Por que o time humano não sente isso do mesmo jeito
Com pessoas, a contenção se resolve informal: alguém avisa no canal que está mexendo no módulo de pagamento, outra pessoa espera ou pega outro arquivo. Esse acordo tácito não existe entre agentes. Um agente não sabe que outro processo, humano ou de IA, está editando o mesmo trecho agora. Ele só vê o estado do repositório no momento em que foi chamado, entrega o PR e vai embora.
Quanto mais tarefas de IA um time dispara em paralelo sem um jeito de dizer "esse arquivo já tem dono agora", mais aquele número de 79,4% vira gargalo real: revisor gastando a manhã resolvendo conflito em vez de olhar lógica de negócio.
O custo disso não aparece na fatura do modelo, aparece na agenda de quem revisa. Uma hora de engenheiro sênior resolvendo merge de PR gerado por agente é uma hora que não foi gasta olhando a lógica de negócio que o agente também errou. E como o agente devolve o PR pronto, com testes passando e descrição bem escrita, o conflito costuma chegar tarde, já perto do deploy, quando é mais caro de destrinchar.
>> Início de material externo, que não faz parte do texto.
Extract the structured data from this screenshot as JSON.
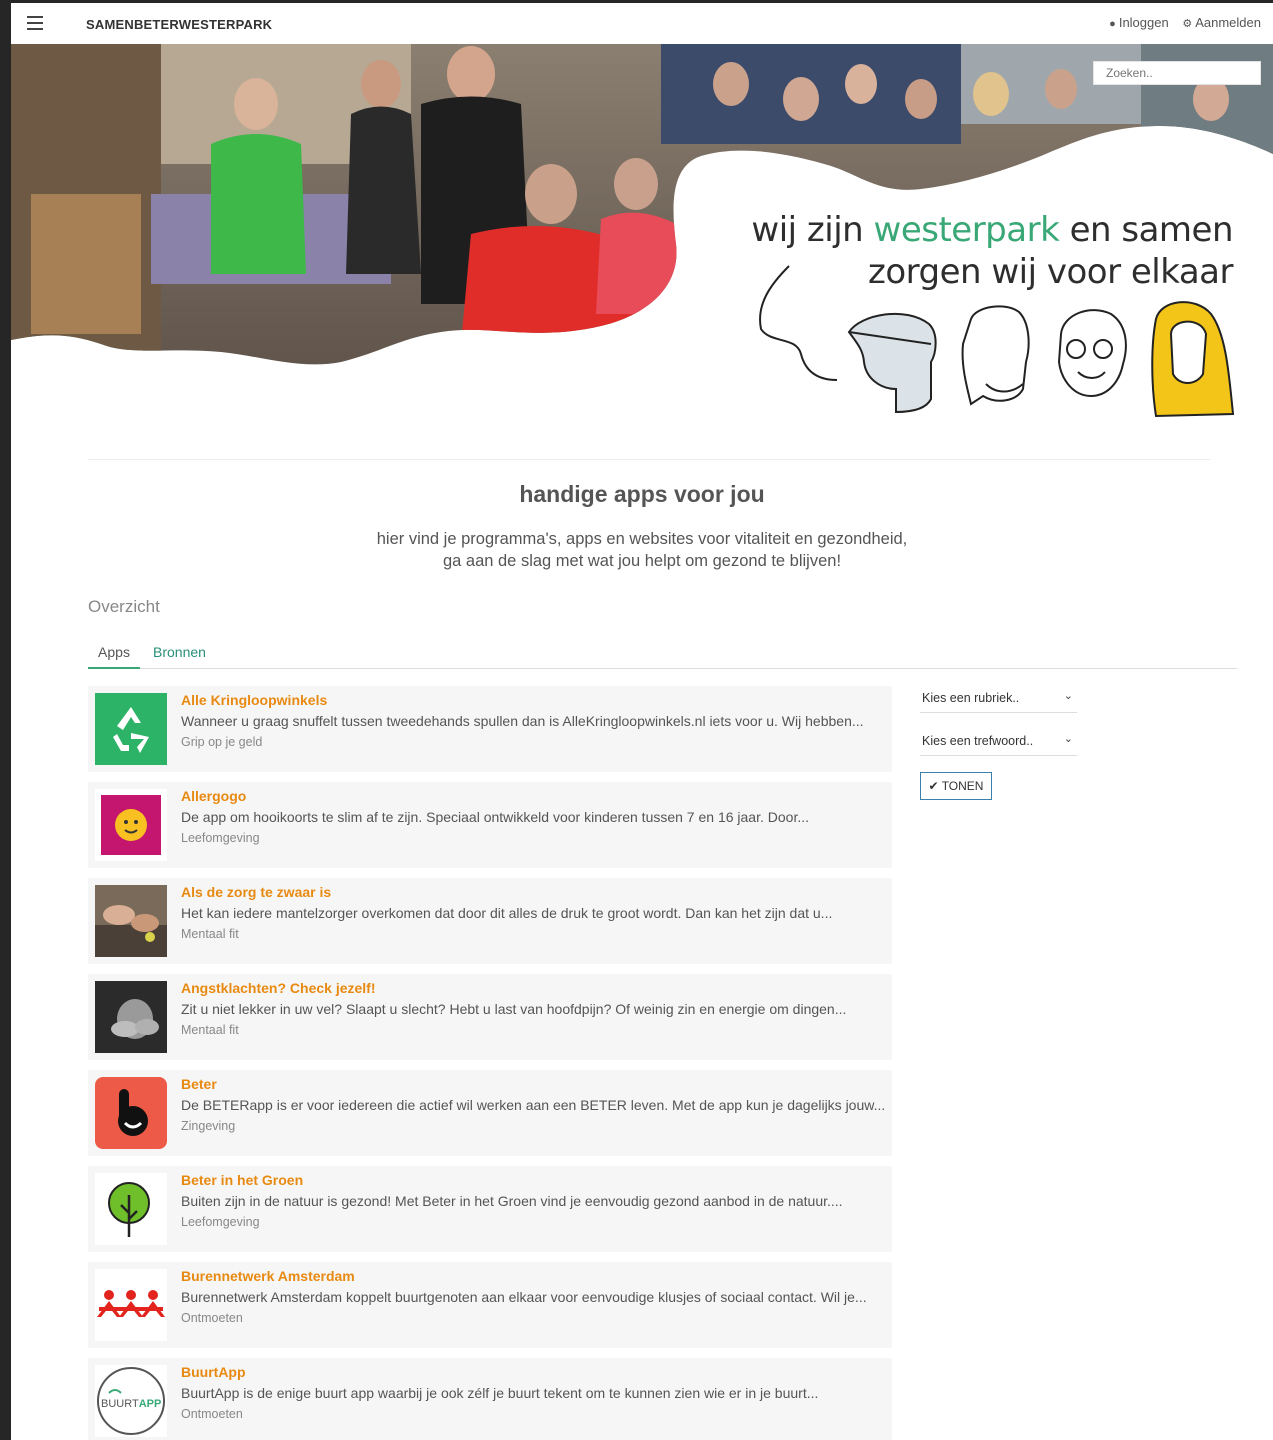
{
  "topbar": {
    "brand": "SAMENBETERWESTERPARK",
    "login": "Inloggen",
    "register": "Aanmelden"
  },
  "hero": {
    "search_placeholder": "Zoeken..",
    "tagline_part1": "wij zijn ",
    "tagline_accent": "westerpark",
    "tagline_part2": " en samen",
    "tagline_line2": "zorgen wij voor elkaar"
  },
  "section": {
    "title": "handige apps voor jou",
    "sub_line1": "hier vind je programma's, apps en websites voor vitaliteit en gezondheid,",
    "sub_line2": "ga aan de slag met wat jou helpt om gezond te blijven!"
  },
  "overview_label": "Overzicht",
  "tabs": [
    {
      "label": "Apps"
    },
    {
      "label": "Bronnen"
    }
  ],
  "items": [
    {
      "title": "Alle Kringloopwinkels",
      "desc": "Wanneer u graag snuffelt tussen tweedehands spullen dan is AlleKringloopwinkels.nl iets voor u. Wij hebben...",
      "category": "Grip op je geld"
    },
    {
      "title": "Allergogo",
      "desc": "De app om hooikoorts te slim af te zijn. Speciaal ontwikkeld voor kinderen tussen 7 en 16 jaar. Door...",
      "category": "Leefomgeving"
    },
    {
      "title": "Als de zorg te zwaar is",
      "desc": "Het kan iedere mantelzorger overkomen dat door dit alles de druk te groot wordt. Dan kan het zijn dat u...",
      "category": "Mentaal fit"
    },
    {
      "title": "Angstklachten? Check jezelf!",
      "desc": "Zit u niet lekker in uw vel? Slaapt u slecht? Hebt u last van hoofdpijn? Of weinig zin en energie om dingen...",
      "category": "Mentaal fit"
    },
    {
      "title": "Beter",
      "desc": "De BETERapp is er voor iedereen die actief wil werken aan een BETER leven. Met de app kun je dagelijks jouw...",
      "category": "Zingeving"
    },
    {
      "title": "Beter in het Groen",
      "desc": "Buiten zijn in de natuur is gezond! Met Beter in het Groen vind je eenvoudig gezond aanbod in de natuur....",
      "category": "Leefomgeving"
    },
    {
      "title": "Burennetwerk Amsterdam",
      "desc": "Burennetwerk Amsterdam koppelt buurtgenoten aan elkaar voor eenvoudige klusjes of sociaal contact. Wil je...",
      "category": "Ontmoeten"
    },
    {
      "title": "BuurtApp",
      "desc": "BuurtApp is de enige buurt app waarbij je ook zélf je buurt tekent om te kunnen zien wie er in je buurt...",
      "category": "Ontmoeten"
    }
  ],
  "filters": {
    "rubriek": "Kies een rubriek..",
    "trefwoord": "Kies een trefwoord..",
    "button": "TONEN"
  },
  "logo_text": {
    "buurtapp_a": "BUURT",
    "buurtapp_b": "APP"
  },
  "colors": {
    "accent_green": "#3aa876",
    "title_orange": "#e88a12",
    "tab_link": "#2a8f7a"
  }
}
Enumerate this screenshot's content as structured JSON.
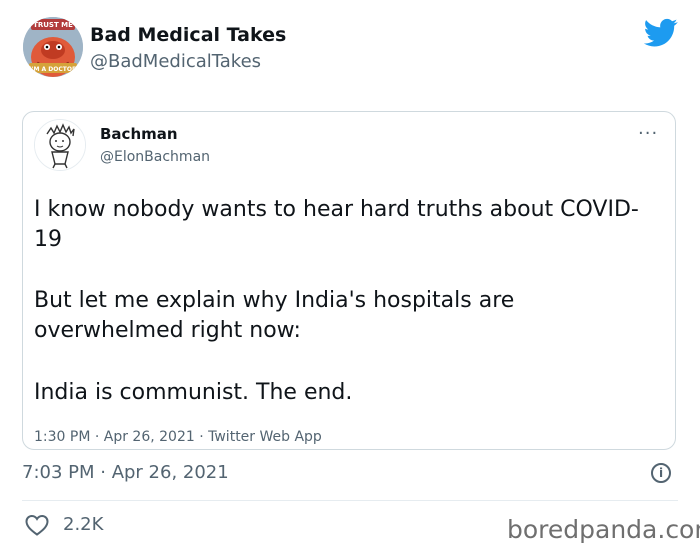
{
  "tweet": {
    "author_name": "Bad Medical Takes",
    "author_handle": "@BadMedicalTakes",
    "avatar_text_top": "TRUST ME",
    "avatar_text_bottom": "I'M A DOCTOR",
    "timestamp": "7:03 PM · Apr 26, 2021",
    "likes": "2.2K",
    "icons": {
      "brand": "twitter-bird-icon",
      "info": "info-icon",
      "like": "heart-icon"
    },
    "colors": {
      "brand": "#1d9bf0",
      "secondary_text": "#536471",
      "border": "#cfd9de"
    }
  },
  "quoted": {
    "author_name": "Bachman",
    "author_handle": "@ElonBachman",
    "lines": [
      "I know nobody wants to hear hard truths about COVID-",
      "19",
      "But let me explain why India's hospitals are",
      "overwhelmed right now:",
      "India is communist. The end."
    ],
    "meta": "1:30 PM · Apr 26, 2021 · Twitter Web App",
    "more_icon": "more-horizontal-icon",
    "more_glyph": "···"
  },
  "info_glyph": "i",
  "watermark": "boredpanda.com"
}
O que dá para fazer amanhã de manhã
O primeiro ajuste é declarar escopo antes de disparar a tarefa, não depois. Antes de abrir uma sessão de agente, escreva qual arquivo ou módulo ela vai tocar. Um lock simples resolve:
# .agent-locks
pagamentos/validacao.ts: em uso por agente-a, desde 09:14
Escopo pequeno e declarado tem um efeito colateral bom: o PR sai menor e merga mais rápido, o que reduz o tempo em que outra tarefa pode pisar no mesmo lugar antes do merge acontecer.
O segundo ajuste é trocar disparo livre por fila. Se duas tarefas miram o mesmo módulo, a segunda espera a primeira mergear. Isso é configuração de orquestração, não excesso de cuidado: um coordenador simples que checa o lock antes de iniciar a próxima tarefa já corta boa parte dos 41,7% de conflito entre agentes diferentes.
É esse tipo de decisão de processo, e não de ferramenta, que sustenta o jeito que a Overflow monta desenvolvimento sob medida com IA: ciclos curtos, escopo pequeno, e nenhuma tarefa de agente roda sem alguém sabendo o que ela vai tocar antes de começar.
O time que já roda dois ou três agentes ao mesmo tempo não precisa esperar o próximo conflito para descobrir isso. Basta abrir o histórico de PRs da semana e contar quantos tocaram o mesmo arquivo na mesma janela de tempo. Se o número chegar perto de 79%, o processo é o que precisa mudar, não a ferramenta.
O lock não precisa ser sofisticado. Um arquivo de texto versionado no repositório, checado antes de cada tarefa começar, já resolve a maior parte do problema. Sofisticação entra depois, quando o time perceber que mesmo um lock manual já derrubou o número de conflitos da semana.